Moreover, there is a third implication that arises from the majority’s judgement, which taking all the logical inferences it can lead to unwanted results. At para 107, when the majority seeks to draw the distinction between the Holocaust cases and the present case, it makes the proposition that the former cases where held not be admissible because the States against which the complaint was sought had lived through the horrors of the events which were denied; while in this case Switzerland had “no direct link” with the events that took place in the Ottoman Empire in 1915. Here, the Court may inadvertently have introduced a “direct link” test for complaints for restriction of freedom of expression, which could be brought only when the statement complained of is “directly linked” with the State which sought to restrict the person making the statement. This would implicate that for instance if a person were to deny a crime against humanity in a place completely unrelated with the place and the people where it happened, this person could freely do so because the interests of the people affected would be too far from its own. This “test” is clearly at odds with the universal reach of human rights and the principle of their enforceability erga omnes. If we are to protect human rights universally clearly the people who suffered from atrocities ought to have a universal right to be respected, which should not be trumped by freedom of expression. The latter is a “qualified right”, an inherently limited right, the Convention itself indicates that it can, and it shall be limited among other things, for the protection of the reputation or the rights of others (Art. 10(2)). It does not seem coherent with the Convention’s object and purpose, the advancing of human rights and their universality to require a “direct link” and limit the right to be respected, enshrined in Article 8 of the Convention, to geographical and temporal factors.
The distinction drawn by the majority between the present case and the previous Holocaust denial cases is problematic. The reasoning adopted by the Court in previous Holocaust cases turned around the principle that such speech denying crimes against humanity should not even attract the protection of Article 10 as it pursues a proven racist aim. In Garaudy v France (2003) one of the reason for dismissing the applicant’s complaint was that the statements written in the applicant’s book constituted themselves racial defamation. The Court stated: “Denying crimes against humanity is therefore one of the most serious forms of racial defamation and of incitement to hatred. The denial or rewriting of this type of historical fact undermines the values on which the fight against racism and anti-Semitism are based and constitutes a serious threat to public order. Such acts are incompatible with democracy and human rights because they infringe the rights of others.” The same reasoning can be applied in the present case. Mr Perinçe’s statements may be said to constitute themselves a form of racial defamation, since they purport to deny crimes against humanity, which in the words of the court “is one of the most serious form of racial defamation and of incitement to hatred.”

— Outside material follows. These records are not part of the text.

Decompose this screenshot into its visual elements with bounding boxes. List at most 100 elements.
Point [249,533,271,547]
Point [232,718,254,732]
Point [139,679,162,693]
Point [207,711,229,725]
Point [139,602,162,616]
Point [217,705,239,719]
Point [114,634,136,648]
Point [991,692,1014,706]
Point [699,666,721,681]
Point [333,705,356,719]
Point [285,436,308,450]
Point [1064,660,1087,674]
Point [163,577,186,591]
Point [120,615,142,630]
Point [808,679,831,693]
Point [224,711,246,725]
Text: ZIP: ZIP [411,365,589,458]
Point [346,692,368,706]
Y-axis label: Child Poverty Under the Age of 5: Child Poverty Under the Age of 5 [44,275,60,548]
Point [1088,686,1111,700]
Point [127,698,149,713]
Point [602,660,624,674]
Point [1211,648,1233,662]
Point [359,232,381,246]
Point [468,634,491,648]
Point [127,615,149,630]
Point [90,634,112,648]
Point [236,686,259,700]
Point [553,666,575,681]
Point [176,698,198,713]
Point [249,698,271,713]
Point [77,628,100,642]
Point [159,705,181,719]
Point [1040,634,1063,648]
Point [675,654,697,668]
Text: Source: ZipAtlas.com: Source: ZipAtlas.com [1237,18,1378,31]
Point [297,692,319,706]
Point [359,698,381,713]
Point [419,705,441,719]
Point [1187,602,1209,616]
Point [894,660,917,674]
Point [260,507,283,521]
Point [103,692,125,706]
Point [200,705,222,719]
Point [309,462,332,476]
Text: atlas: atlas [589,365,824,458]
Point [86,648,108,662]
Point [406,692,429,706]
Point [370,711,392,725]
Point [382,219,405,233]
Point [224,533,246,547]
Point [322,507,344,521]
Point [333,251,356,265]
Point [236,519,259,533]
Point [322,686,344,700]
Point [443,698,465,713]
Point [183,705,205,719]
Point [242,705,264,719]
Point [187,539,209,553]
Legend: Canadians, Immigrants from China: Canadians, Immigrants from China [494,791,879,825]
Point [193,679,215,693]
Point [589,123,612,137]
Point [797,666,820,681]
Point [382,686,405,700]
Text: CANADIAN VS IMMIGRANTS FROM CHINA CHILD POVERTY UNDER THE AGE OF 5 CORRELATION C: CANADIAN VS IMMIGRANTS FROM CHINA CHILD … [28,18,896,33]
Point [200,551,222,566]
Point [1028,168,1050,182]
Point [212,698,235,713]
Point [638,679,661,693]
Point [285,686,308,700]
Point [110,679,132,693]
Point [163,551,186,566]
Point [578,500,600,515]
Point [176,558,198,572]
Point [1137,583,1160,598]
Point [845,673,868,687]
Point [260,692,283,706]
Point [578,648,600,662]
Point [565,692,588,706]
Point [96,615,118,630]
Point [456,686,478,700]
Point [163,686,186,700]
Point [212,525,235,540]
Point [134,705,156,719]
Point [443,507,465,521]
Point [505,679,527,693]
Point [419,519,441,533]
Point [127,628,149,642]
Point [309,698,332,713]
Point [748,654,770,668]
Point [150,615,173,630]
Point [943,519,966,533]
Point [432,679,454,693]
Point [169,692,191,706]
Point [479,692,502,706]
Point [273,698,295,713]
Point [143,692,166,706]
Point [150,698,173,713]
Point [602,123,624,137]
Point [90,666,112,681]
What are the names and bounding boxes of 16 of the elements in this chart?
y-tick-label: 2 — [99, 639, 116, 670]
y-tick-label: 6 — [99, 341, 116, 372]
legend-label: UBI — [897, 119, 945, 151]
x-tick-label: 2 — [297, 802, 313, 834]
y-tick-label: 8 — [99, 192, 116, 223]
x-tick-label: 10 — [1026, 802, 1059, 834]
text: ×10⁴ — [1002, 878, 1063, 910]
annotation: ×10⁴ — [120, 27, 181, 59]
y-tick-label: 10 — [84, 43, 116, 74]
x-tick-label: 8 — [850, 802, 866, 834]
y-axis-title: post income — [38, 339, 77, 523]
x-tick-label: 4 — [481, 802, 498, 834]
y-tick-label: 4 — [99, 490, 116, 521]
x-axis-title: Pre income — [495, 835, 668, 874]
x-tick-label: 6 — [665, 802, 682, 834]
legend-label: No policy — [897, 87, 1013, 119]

Furthermore, in the present case the court relied on another distinction. Here the Court found that Mr Perinçe was speaking “as a politician at a conference to like-minded speakers” as an indication that he was taking part in an issue of public concerned and he was not expressing contempt or hatred for the victim. However, it is argued that his position as a politician should be taken into account in the sense that he had higher responsibility for the messages he convened. Politicians have a wide audience overall and are capable of influencing other people’s opinion and thus they are under a duty to refrain from hate speech. In Feret v Belgium (2009) the Court reiterated that it was crucial for politicians, when expressing themselves in public, to avoid comments that might foster intolerance. Therefore, according to the ECHR jurisprudence, because of his capacity as politician speaking at a public conference, his should have refrained from “hate speech”.
Overall however, Geoffrey Robertson QC, representing Armenia, has said to be satisfied with the judgement, since two points of their argument had been adopted by the court. First, they successfully argued to strike down the lower Chamber’s previous judgement, on the point where even though it stated that it was not its task to evaluate historical events (see para 99 of the Chamber judgment), its reasoning seemed to be based on the assumption of a different degree of certainty about what happened in Turkey in 1915 and in Germany during the Nazi regime. While the majority of the Grand Chamber distanced themselves from this approach and argued that “the justification for making [Holocaust denial] a criminal offence lies not so much in that it is a clearly established fact…” (para 243 of the judgment). Secondly, the majority adopted the test which Armenia argued for: namely that a statement should be lawfully interfered with if it is likely to stir up or justify violence, hatred, or intolerance. Therefore he thinks, this is a success for the Armenian people, since the right to respect for their history and believes has been recognised by the “highest Court in Europe”. Moreover he considers the judgment to be a success for human rights more broadly, since even though in the specific case the statements of Mr Pericek were considered not to incite any violence or hatred, because lacking value, since they were given by (in the words of Mr Robertson) “a worthless provocateur” “who would be ignored by anyone in its right mind”, the Court effectively said that in principle the denial of genocide could be prosecuted when likely to cause or justify violence, hatred, or intolerance.
The Court’s timid approach to this very sensitive case might have raised more consequences that intended. Even though in Mr Robertson QC’s reading of the judgment the Court in finding that Article 10 has been violated on the facts of the case, did not close the door to future prosecutions of similar cases, i.e. denial of genocides or other mass atrocities crimes, but simply reiterated that a person can be prosecuted for making such a statement when it is likely to cause violence or hatred; the geographical and temporal approach seem to have limit the scope of lawful interference with the right to freedom of expression much further. Firstly, by requiring a “direct link” between the people that are sought to be protected and the place and circumstances, where the statement is made, and secondly putting a time-frame on historical events, which apparently after a certain amount of years (fifty?ninety?) enjoy a lesser degree of protection. The distinction between the present case and the Holocaust cases raises important questions as to the consistency of the Court’s case-law, where it seems to be going in two different directions: as Judge Nussberger asks in her concurrent opinion: “Why should criminal sanctions for denial of the characterisation of the massacres of Armenians in Turkey in 1915 as “genocide” constitute a violation of freedom of expression, whereas criminal sanctions for Holocaust denial have been deemed compatible with the Convention?”